Why we should question the shutdown of The Real Singapore

Kirsten Han
SingaporeScene
A man types on a computer keyboard in Warsaw in this February 28, 2013 illustration file picture. REUTERS/Kacper Pempel/Files

Kirsten Han is a Singaporean blogger, journalist and filmmaker. She is also involved in the We Believe in Second Chances campaign for the abolishment of the death penalty. A social media junkie, she tweets at @kixes. The views expressed are her own.

Let’s be clear: I detest The Real Singapore (TRS). Far from journalism, it has participated in rumour-mongering and the demonisation of groups of people, many already marginalised and stigmatised in society. If everyone in Singapore chose to stage a boycott of the site, or to write a public statement protesting its behaviour, I would be a most willing participant.

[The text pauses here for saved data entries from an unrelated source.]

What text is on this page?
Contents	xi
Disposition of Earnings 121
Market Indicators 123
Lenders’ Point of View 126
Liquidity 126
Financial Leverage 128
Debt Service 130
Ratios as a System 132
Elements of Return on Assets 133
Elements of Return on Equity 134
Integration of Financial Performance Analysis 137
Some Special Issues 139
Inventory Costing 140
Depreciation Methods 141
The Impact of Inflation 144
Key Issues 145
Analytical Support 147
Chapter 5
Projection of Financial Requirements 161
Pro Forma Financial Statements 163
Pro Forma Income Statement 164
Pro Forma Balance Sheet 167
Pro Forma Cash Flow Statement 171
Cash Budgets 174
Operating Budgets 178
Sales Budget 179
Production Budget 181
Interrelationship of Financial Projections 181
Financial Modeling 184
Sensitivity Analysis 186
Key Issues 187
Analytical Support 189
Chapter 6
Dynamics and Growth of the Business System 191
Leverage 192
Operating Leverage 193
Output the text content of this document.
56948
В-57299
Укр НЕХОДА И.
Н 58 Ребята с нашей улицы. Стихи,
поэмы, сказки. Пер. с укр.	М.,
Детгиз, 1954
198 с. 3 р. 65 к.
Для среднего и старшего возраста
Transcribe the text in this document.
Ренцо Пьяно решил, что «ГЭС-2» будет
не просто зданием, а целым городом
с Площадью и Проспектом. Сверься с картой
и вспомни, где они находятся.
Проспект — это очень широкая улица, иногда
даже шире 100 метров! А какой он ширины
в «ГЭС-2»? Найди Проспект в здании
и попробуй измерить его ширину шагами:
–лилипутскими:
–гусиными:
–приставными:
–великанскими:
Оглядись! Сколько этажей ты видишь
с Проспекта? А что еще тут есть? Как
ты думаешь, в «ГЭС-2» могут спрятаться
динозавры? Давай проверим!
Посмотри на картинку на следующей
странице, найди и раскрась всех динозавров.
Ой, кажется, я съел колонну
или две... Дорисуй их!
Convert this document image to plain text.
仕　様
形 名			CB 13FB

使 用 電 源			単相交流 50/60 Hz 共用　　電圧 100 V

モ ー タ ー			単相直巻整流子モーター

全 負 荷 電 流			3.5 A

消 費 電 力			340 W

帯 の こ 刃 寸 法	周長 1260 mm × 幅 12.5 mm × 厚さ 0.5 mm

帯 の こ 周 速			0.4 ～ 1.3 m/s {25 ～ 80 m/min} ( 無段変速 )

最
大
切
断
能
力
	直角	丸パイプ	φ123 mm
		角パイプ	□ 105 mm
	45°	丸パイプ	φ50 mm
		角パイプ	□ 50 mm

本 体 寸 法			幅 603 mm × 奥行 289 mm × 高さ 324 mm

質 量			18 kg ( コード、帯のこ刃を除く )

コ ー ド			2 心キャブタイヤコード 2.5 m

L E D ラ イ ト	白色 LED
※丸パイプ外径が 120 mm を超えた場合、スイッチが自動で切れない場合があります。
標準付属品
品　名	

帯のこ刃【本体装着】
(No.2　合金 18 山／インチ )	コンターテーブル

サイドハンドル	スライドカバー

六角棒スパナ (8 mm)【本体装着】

Yet this isn’t what happened on Sunday, when the Media Development Authority (MDA) suspended TRS’ licence to operate. What happened - and on World Press Freedom Day, no less - was a government body summarily deciding to shut down a website, even before its ongoing court case has been concluded. 

It’s unlikely that this particular website will be much missed by anyone with a sense of ethics, but TRS’ suspension is worth examining.

The MDA said that TRS had breached the Internet Code of Practice by publishing “prohibited material” defined as “objectionable on the grounds of public interest, public order and national harmony.” It’s unclear how the decision was made, and whether there is any oversight of this process within or without the MDA. This lack of transparency has been pointed out by the FreeMyInternet group.

Press freedom does not, of course, extend to deliberately inserting falsehoods into articles. However, our schadenfreude at seeing a vile website go down should not stop us from questioning the state’s power to shut down websites and decide on matters of public interest and morality on society’s behalf.

That TRS is a problematic site whose operators have engaged in irresponsible behaviour is not in question here. What we should discuss, though, is whether the state should have this power to shut down websites, and how broad these powers should be.

Analysts have described the MDA’s action as reflective of the “light touch” the government promised to take with regard to online regulation. Their reasoning is that since the MDA has only chosen to take this action in the “extreme” case of TRS, it shows that the state has not been overzealous in curbing online freedom.

But this is not really freedom. There’s a difference between a website operating because the MDA has not yet decided to shut it down, and truly having freedom of speech and expression to operate in an open environment of debate and conversation. It’s not freedom if the state has the power to order a shutdown even before due process at the courts has been concluded, and we’re meant to feel relieved and grateful that they’ve only done it once (so far).

Singapore is a multicultural, multiracial and multi-religious society, and social fault-lines exist in our country. The state has often dangled the threat of interracial conflict to discourage us from broaching sensitive subjects such as race and religion.

But all these years of OB markers have done little to build our political and social maturity. Over the years, we’ve stifled open discourse – even offensive discourse – to the point where we prefer to leave everything to the authorities: sue, arrest, charge, jail and prohibit everything that we dislike. But in a developed society, there must be other ways to deal with problematic situations.

What we should focus on is building a media literate society that critically evaluates all the content we see, so that we can identify bad content and call it out. We, as readers and audiences, should be able to hold websites – and mainstream media, or any other form of media content – to account ourselves, without the need to rely on the authorities for intervention every time we see something we dislike.

Instead of calling for TRS to be arrested and charged and jailed, we should be striving towards building a society where people can judge TRS’ content for the vile hate-mongering that it is, and dismiss it as such. Shutting down the site does not root out the mindsets and prejudices that gave it its audience; only education and open discussion can tackle these issues.

We, as a society, should find ways to deal with problems ourselves, because it’s risky to hand all power over to the state. We might be happy that TRS is gone today, but should keep in mind that the power that enabled the MDA to do this could be used on other platforms that we do like tomorrow.